Sahara/NextGenArchitecture

NextGen Savanna Architecture blueprint

Currently Savanna is the only one service that works in one Python process. All of the REST API, DB interop, provisioning mechanism are working together. It produces many problems with high I/O load while cluster creation, lack of the HA and etc. There should be two phases of improving Savanna Architecture:

Phase 1: Split Savanna to different services Savanna should be split into several horizontally scalable services: savanna-api (s-api); savanna-conductor (s-conductor); savanna-engine (s-engine).

In this phase the following problems should be solved: launching large clusters: need to use several engines to provision one Hadoop cluster; split cluster creation to many atomic tasks; very important to support parallel ssh to many nodes from many engines; starting many clusters in one time: need to utilize more than one process; need to utilize more than one node; long-running tasks: we should avoid waiting for a long time on one engine to minimize risk of interruption; new Provisioning Plugins SPI: it should make provisioning easier for plugins; it should generate tasks that could be executed simultaneously; support EDP: it’ll require long-running tasks; Savanna should support execution of several simultaneously running tasks (several jobs on one cluster); something else?.

The next several sections explains proposed Savanna services’ meanings and responsibilities.

Savanna Architecture Diagram

Service savanna-api (s-api) It should be horizontally scalable and use RPC to run tasks. Responsibilities: REST API: http endpoint/method validation; objects existence validation; jsonschema-based validation; plugin/operation-specific validation: savanna-side validation (for example, it should be restricted to delete templates that are used in other templates or clusters); ask plugin to validate operation; create initial task for operation; this service will be endpoint for Savanna and should be registered in Keystone, in case of many savanna-api we should use HAProxy as endpoint that will balance load between several savanna-api.

Service savanna-conductor (s-conductor) This service should work with database and hide db from all other services. It should support local mode too when all services will directly connect to db. Responsibilities: database interop.

Service savanna-engine (s-engine) Savanna engine service should execute tasks and create new ones. It could call plugins to make something. Responsibilities: run tasks and long-running tasks.

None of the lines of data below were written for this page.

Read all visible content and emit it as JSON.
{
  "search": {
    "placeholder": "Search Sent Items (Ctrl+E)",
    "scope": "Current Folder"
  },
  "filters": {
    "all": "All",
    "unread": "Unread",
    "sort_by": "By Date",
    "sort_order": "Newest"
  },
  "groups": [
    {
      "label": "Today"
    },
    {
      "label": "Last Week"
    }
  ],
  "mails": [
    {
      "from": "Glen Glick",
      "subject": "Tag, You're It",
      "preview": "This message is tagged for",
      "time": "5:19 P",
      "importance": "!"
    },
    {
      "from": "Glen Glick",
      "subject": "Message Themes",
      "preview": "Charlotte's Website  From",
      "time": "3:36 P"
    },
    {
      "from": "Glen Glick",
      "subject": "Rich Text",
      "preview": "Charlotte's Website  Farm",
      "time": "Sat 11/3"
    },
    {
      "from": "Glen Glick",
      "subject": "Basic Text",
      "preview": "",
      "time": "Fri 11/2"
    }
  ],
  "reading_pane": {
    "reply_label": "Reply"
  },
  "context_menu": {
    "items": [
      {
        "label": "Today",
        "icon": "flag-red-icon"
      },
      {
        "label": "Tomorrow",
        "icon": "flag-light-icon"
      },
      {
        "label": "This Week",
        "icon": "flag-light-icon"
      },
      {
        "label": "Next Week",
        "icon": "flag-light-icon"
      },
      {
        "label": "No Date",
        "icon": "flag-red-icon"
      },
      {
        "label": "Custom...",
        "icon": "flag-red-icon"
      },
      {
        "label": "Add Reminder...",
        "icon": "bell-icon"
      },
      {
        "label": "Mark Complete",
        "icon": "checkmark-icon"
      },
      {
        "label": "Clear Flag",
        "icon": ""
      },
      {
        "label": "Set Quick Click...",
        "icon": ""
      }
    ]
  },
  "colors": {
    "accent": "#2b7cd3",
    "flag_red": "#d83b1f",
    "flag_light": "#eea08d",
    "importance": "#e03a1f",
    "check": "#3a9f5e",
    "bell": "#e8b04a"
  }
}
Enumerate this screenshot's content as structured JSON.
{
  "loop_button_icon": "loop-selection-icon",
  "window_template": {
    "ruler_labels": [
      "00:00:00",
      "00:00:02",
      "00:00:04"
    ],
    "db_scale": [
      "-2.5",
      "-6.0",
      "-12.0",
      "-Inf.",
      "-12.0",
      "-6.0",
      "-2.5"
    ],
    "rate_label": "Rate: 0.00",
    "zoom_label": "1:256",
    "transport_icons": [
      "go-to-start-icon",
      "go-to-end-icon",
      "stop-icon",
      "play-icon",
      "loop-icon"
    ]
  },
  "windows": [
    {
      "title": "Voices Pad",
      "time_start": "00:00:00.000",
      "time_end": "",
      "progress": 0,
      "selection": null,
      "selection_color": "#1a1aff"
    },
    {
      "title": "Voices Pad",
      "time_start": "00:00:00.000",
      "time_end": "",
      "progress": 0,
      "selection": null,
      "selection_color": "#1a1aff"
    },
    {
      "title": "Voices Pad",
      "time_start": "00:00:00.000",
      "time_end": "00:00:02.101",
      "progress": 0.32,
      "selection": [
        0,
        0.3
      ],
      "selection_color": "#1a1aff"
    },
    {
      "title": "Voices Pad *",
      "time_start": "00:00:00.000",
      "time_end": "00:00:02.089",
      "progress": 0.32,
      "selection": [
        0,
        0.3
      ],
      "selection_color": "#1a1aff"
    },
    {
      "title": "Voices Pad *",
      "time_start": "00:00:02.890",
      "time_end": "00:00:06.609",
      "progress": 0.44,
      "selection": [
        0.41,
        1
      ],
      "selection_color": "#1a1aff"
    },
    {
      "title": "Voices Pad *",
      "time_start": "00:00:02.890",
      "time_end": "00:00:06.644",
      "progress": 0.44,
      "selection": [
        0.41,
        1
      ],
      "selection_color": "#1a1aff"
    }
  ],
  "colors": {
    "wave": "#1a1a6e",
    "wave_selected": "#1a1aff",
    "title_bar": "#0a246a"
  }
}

Task execution framework It should be super simple task framework that will use RPC to synchroTBD

Phase 2: Implement HA for provisioning tasks All important operations in Savanna should be reliable, it means that Savanna should support replayings transactions and rollbacks for all tasks. Here is a library for doing it https://wiki.openstack.org/wiki/TaskFlow in stackforge. Looks like that it could be used for Phase 2 of improving Savanna Architecture. To solve reliability and consistency problems we should possibly add one more Savanna service for tasks/workflows coordination - savanna-taskmanager (s-taskmanager) that should horizontally scalable too.

In this phase the following problems should be solved: support for workflows; reliability for tasks/workflows execution; reliability for long-running tasks.

Some notes and FAQ Why not provision agents to Hadoop cluster’s to provision all other stuff?

There are several cons for such behaviour: there will problems with scaling agents for launching large clusters; we can have problems with migrating agents while cluster scaling; agents are unexpected instance resources consumers (it could influence on Hadoop configurations); these agents will need to communicate with all other services (same message queue, same database, etc.), users will have an ability to login to these instances, so it’s a security vulnerability; we will need to support various Linux distros with different python and lib versions.

Why not implement HA now?

Our main focus for now it to implement EDP and improve Savanna performance by support of using several engines to provision one Hadoop cluster and several Hadoop clusters simultaneously. So, we want to split this hard work to several steps and move on step by step.

Why do we need long-running operations?

There are several long-running operations that we should execute, for example, decommissioning when we decreasing cluster size.

How services will interop between each other?

Oslo RPC framework and Message Queue (RabbitMQ, Qpid, etc.) will be used to interop between services.

Potential metrics to determine architecture upgrade success s-api: number of handled requests per second (per all request groups); s-conductor: number of different db queries per second; s-engine: number of simultaneously launching Hadoop clusters per savanna controller; speed of creation one Hadoop cluster with specific number of nodes on specific number of controllers; cluster creation time with specific number of nodes (excluding instances boot time).

==

List of blueprints that’ll be created for the Phase 1: split savanna to several services savanna-api savanna-conductor savanna-engine implement simple distributed task execution mechanism implement long-running tasks support scalable provisioning plugin spi

TODO More details on task framework WTF???